07-Apr-14 Registration
of Non-Operative Financial Holding Companies (NOFHCs)
RBI
has created a separate category of NBFCs, i.e, Non-Operative Financial
Holding Company (NOFHC) which will hold bank as well as all other financial
services companies regulated by RBI or other financial sector regulators, to
the extent permissible under the applicable regulatory prescriptions. Through
this category promoters/ promoter groups shall be enabled to set up new
banks. NOFHC will be registered with the Department of Non-Banking
Supervision (DNBS) of the Reserve Bank, while its regulatory and supervisory
framework including prudential norms and submission of returns will be
governed by the instructions issued by DBOD from time to time.
16-Apr-14 Foreign
Direct Investment (FDI) in Limited Liability Partnership (LLP)
Limited
Liability Partnership (LLP) registered under the Limited Liability
Partnership Act, 2008 shall now be eligible to accept Foreign Direct
Investment (FDI), subject to the specified conditions.
21-Apr-14 Foreign
Direct Investment in Pharmaceuticals sector – clarification
It
has been decided by the RBI, that that the existing policy related to FDI in
Pharmaceutical sector shall prevail with the condition that ‘non-compete’

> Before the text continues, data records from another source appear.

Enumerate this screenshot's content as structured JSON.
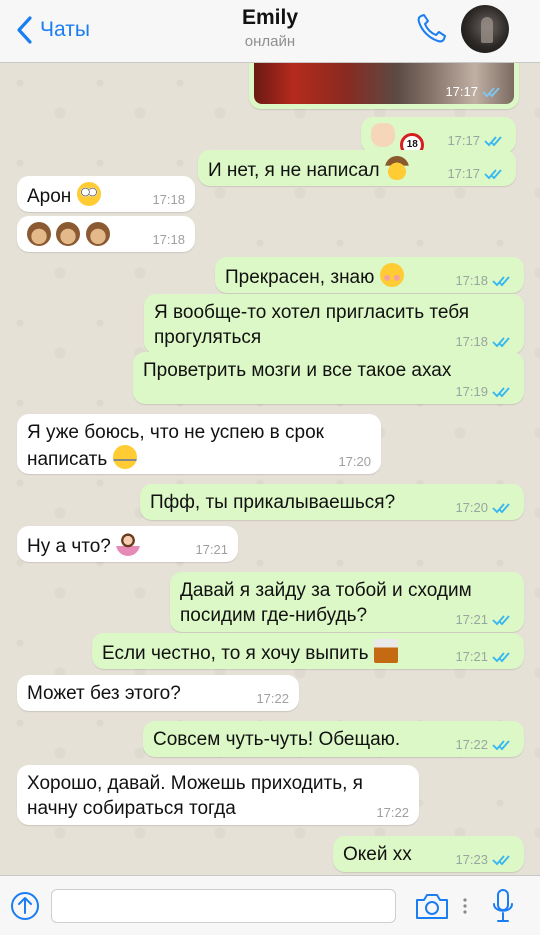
{
  "header": {
    "back_label": "Чаты",
    "contact_name": "Emily",
    "status": "онлайн"
  },
  "messages": [
    {
      "dir": "out",
      "kind": "photo",
      "time": "17:17",
      "status": "read"
    },
    {
      "dir": "out",
      "text": "",
      "emoji": [
        "victory-hand",
        "no-under-18"
      ],
      "time": "17:17",
      "status": "read"
    },
    {
      "dir": "out",
      "text": "И нет, я не написал",
      "emoji": [
        "cowboy-face"
      ],
      "time": "17:17",
      "status": "read"
    },
    {
      "dir": "in",
      "text": "Арон",
      "emoji": [
        "flushed-face"
      ],
      "time": "17:18"
    },
    {
      "dir": "in",
      "text": "",
      "emoji": [
        "see-no-evil-monkey",
        "see-no-evil-monkey",
        "see-no-evil-monkey"
      ],
      "time": "17:18"
    },
    {
      "dir": "out",
      "text": "Прекрасен, знаю",
      "emoji": [
        "smiling-face"
      ],
      "time": "17:18",
      "status": "read"
    },
    {
      "dir": "out",
      "line1": "Я вообще-то хотел пригласить тебя",
      "line2": "прогуляться",
      "time": "17:18",
      "status": "read"
    },
    {
      "dir": "out",
      "text": "Проветрить мозги и все такое ахах",
      "time": "17:19",
      "status": "read"
    },
    {
      "dir": "in",
      "line1": "Я уже боюсь, что не успею в срок",
      "line2": "написать",
      "emoji": [
        "zipper-mouth-face"
      ],
      "time": "17:20"
    },
    {
      "dir": "out",
      "text": "Пфф, ты прикалываешься?",
      "time": "17:20",
      "status": "read"
    },
    {
      "dir": "in",
      "text": "Ну а что?",
      "emoji": [
        "person-shrugging"
      ],
      "time": "17:21"
    },
    {
      "dir": "out",
      "line1": "Давай я зайду за тобой и сходим",
      "line2": "посидим где-нибудь?",
      "time": "17:21",
      "status": "read"
    },
    {
      "dir": "out",
      "text": "Если честно, то я хочу выпить",
      "emoji": [
        "tumbler-glass"
      ],
      "time": "17:21",
      "status": "read"
    },
    {
      "dir": "in",
      "text": "Может без этого?",
      "time": "17:22"
    },
    {
      "dir": "out",
      "text": "Совсем чуть-чуть! Обещаю.",
      "time": "17:22",
      "status": "read"
    },
    {
      "dir": "in",
      "line1": "Хорошо, давай. Можешь приходить, я",
      "line2": "начну собираться тогда",
      "time": "17:22"
    },
    {
      "dir": "out",
      "text": "Окей хх",
      "time": "17:23",
      "status": "read"
    }
  ],
  "input": {
    "placeholder": ""
  },
  "icons": {
    "back": "chevron-left-icon",
    "call": "phone-icon",
    "attach": "upload-icon",
    "camera": "camera-icon",
    "mic": "microphone-icon"
  },
  "colors": {
    "accent": "#1a7ef2",
    "outgoing_bubble": "#dcf8c6",
    "incoming_bubble": "#ffffff",
    "read_ticks": "#34b7f1",
    "wallpaper": "#e6e1d6"
  }
}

clause would not be permitted except in special circumstances with the
approval of the FIPB.
 22- Apr-14 Fund/Non-Fund
based Credit Facilities to Overseas Joint Ventures / Wholly Owned
Subsidiaries /Wholly owned Step-down Subsidiaries of Indian Companies
 RBI has ordered overseas branches of
domestic banks not to  extend ECBs to
manufacturing
and infrastructure companies for repaying rupee loans. Similarly, it has
been recommended that, banks, including overseas branches/subsidiaries of
Indian banks, must not  issue standby
letters of credit/guarantees/letter of comforts etc. on behalf of overseas
JV/WOS/WoSDS of Indian companies for the purpose of raising loans/advances of
any kind from other entities except in connection with the ordinary course of
overseas business. 
 22- Apr-14 Scaling
up of the Business Correspondent (BC) Model –Issues in Cash Management
Bank
boards have been ordered to review the operations of business correspondents
(BCs) at least once every six months. This has been done to ensure that
requirement of prefunding of corporate BCs and BC agents is taperred down
with the passage of time. It was further ordered that banks must review the
position of payment of remuneration of BCs and to lay down a system of
monitoring by the top management of the bank.